Unraveling the flavin-catalyzed photooxidation of benzylic alcohol with transient absorption spectroscopy from sub-pico- to microseconds

Phys. Chem. Chem. Phys., 2011, 13, 8869-8880 published on 01.04.2011
Phys. Chem. Chem. Phys.

Flavin-mediated photooxidations have been described for applications in synthetic organic chemistry for some time and are claimed to be a route to the use of solar energy. We present a detailed investigation of the involved photophysical and photochemical steps in methoxybenzyl alcohol oxidation on a timescale ranging from sub-picoseconds to tens of microseconds. The results establish the flavin triplet state as the key intermediate for the photooxidation. The initial step is an electron transfer from the alcohol to the triplet state of the flavin catalyst with 3kET ~ 2x107 M-1s-1, followed by a proton transfer in ~ 6 µs. In contrast, the electron transfer involving the singlet state of flavin is a loss channel. It is followed by rapid charge recombination (τ = 50 ps) without significant product formation as seen when flavin is dissolved in pure benzylic alcohol. In dilute acetonitrile/water solutions of flavin and alcohol the electron transfer is mostly controlled by diffusion, though at high substrate concentrations > 100 mM we also find a considerable contribution from preassociated flavin-alcohol-aggregates.

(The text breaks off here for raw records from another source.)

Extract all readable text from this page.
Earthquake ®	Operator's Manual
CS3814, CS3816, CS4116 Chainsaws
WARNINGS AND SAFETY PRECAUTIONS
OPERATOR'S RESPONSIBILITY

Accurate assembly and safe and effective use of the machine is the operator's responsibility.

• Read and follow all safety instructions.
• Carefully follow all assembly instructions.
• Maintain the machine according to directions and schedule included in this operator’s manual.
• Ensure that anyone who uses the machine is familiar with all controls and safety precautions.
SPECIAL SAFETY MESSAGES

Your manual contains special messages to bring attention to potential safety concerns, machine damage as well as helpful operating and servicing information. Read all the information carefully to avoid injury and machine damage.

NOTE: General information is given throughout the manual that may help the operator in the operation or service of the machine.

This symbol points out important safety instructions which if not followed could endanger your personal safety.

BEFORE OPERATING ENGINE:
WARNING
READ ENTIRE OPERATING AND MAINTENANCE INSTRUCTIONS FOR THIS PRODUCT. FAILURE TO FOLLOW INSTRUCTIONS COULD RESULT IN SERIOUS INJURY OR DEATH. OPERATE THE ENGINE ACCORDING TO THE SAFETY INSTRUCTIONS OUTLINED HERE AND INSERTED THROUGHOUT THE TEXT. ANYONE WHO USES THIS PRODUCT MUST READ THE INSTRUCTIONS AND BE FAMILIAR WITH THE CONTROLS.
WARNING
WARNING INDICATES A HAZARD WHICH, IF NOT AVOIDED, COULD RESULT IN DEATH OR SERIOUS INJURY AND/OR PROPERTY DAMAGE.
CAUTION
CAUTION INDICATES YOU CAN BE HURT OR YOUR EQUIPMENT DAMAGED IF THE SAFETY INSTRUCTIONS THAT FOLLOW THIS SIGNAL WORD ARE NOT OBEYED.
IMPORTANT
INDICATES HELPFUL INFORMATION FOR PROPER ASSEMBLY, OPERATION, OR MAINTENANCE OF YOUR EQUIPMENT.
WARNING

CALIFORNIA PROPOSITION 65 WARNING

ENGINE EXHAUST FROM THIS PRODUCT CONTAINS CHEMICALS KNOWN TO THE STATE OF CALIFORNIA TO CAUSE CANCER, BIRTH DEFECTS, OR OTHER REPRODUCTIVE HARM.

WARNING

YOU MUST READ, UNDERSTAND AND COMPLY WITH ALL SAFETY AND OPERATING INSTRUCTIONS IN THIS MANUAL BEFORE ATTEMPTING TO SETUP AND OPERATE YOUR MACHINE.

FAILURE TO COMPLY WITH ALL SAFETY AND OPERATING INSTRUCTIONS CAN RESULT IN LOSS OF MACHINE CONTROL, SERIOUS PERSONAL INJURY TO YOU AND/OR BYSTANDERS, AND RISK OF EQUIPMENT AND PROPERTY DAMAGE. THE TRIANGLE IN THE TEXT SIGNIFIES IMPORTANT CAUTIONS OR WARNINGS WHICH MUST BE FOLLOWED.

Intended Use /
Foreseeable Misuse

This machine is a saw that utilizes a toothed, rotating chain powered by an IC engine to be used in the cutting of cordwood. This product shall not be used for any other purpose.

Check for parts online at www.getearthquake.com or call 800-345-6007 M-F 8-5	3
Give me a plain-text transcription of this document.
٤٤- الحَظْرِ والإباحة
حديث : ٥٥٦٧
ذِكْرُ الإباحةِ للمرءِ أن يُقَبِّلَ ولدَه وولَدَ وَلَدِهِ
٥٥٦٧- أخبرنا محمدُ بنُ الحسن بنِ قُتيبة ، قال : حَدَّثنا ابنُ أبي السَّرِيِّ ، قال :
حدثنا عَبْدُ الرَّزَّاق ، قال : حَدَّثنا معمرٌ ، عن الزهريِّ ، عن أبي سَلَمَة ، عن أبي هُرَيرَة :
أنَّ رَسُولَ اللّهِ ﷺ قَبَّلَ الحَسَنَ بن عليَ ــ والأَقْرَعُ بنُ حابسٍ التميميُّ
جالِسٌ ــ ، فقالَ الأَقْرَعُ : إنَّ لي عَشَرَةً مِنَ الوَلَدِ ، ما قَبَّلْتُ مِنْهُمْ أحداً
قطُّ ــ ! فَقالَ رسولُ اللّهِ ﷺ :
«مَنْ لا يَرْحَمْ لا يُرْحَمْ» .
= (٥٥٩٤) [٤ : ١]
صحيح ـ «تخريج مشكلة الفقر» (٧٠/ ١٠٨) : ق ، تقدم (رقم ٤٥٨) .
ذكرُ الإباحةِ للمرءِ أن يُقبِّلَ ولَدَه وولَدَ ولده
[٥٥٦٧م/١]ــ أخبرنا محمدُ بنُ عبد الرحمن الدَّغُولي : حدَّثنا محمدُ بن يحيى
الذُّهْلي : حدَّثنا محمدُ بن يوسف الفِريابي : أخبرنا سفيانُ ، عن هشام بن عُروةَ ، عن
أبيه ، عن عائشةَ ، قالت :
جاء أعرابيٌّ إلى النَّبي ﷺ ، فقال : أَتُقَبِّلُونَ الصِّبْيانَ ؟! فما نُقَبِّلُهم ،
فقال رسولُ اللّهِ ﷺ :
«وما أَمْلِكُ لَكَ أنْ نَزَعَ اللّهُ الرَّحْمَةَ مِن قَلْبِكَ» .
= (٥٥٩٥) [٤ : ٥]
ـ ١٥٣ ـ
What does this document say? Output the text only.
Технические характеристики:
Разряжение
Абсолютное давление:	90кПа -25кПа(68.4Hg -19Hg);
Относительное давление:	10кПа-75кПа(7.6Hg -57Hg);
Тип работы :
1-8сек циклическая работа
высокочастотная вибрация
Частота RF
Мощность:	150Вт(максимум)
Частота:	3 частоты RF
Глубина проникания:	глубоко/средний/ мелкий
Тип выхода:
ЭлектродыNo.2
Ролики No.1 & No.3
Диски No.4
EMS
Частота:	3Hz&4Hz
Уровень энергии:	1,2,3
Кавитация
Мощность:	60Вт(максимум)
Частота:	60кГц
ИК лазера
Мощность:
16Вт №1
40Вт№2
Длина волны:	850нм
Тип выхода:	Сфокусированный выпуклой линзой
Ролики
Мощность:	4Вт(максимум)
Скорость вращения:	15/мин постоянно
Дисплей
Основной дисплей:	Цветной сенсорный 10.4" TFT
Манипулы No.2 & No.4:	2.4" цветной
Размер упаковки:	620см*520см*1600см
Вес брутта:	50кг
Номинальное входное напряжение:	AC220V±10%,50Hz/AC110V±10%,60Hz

The model including a productive triplet channel and a competing singlet loss channel is confirmed by the course of the photooxidation quantum yield as a function of substrate concentration: We find a maximum quantum yield of 3% at 25 mM of benzylic alcohol and significantly smaller values for both higher and lower alcohol concentrations. The observations indicate the importance to perform flavin photooxidations at optimized substrate concentrations to achieve high quantum efficiencies and provide directions for the design of flavin photo-catalysts with improved performance.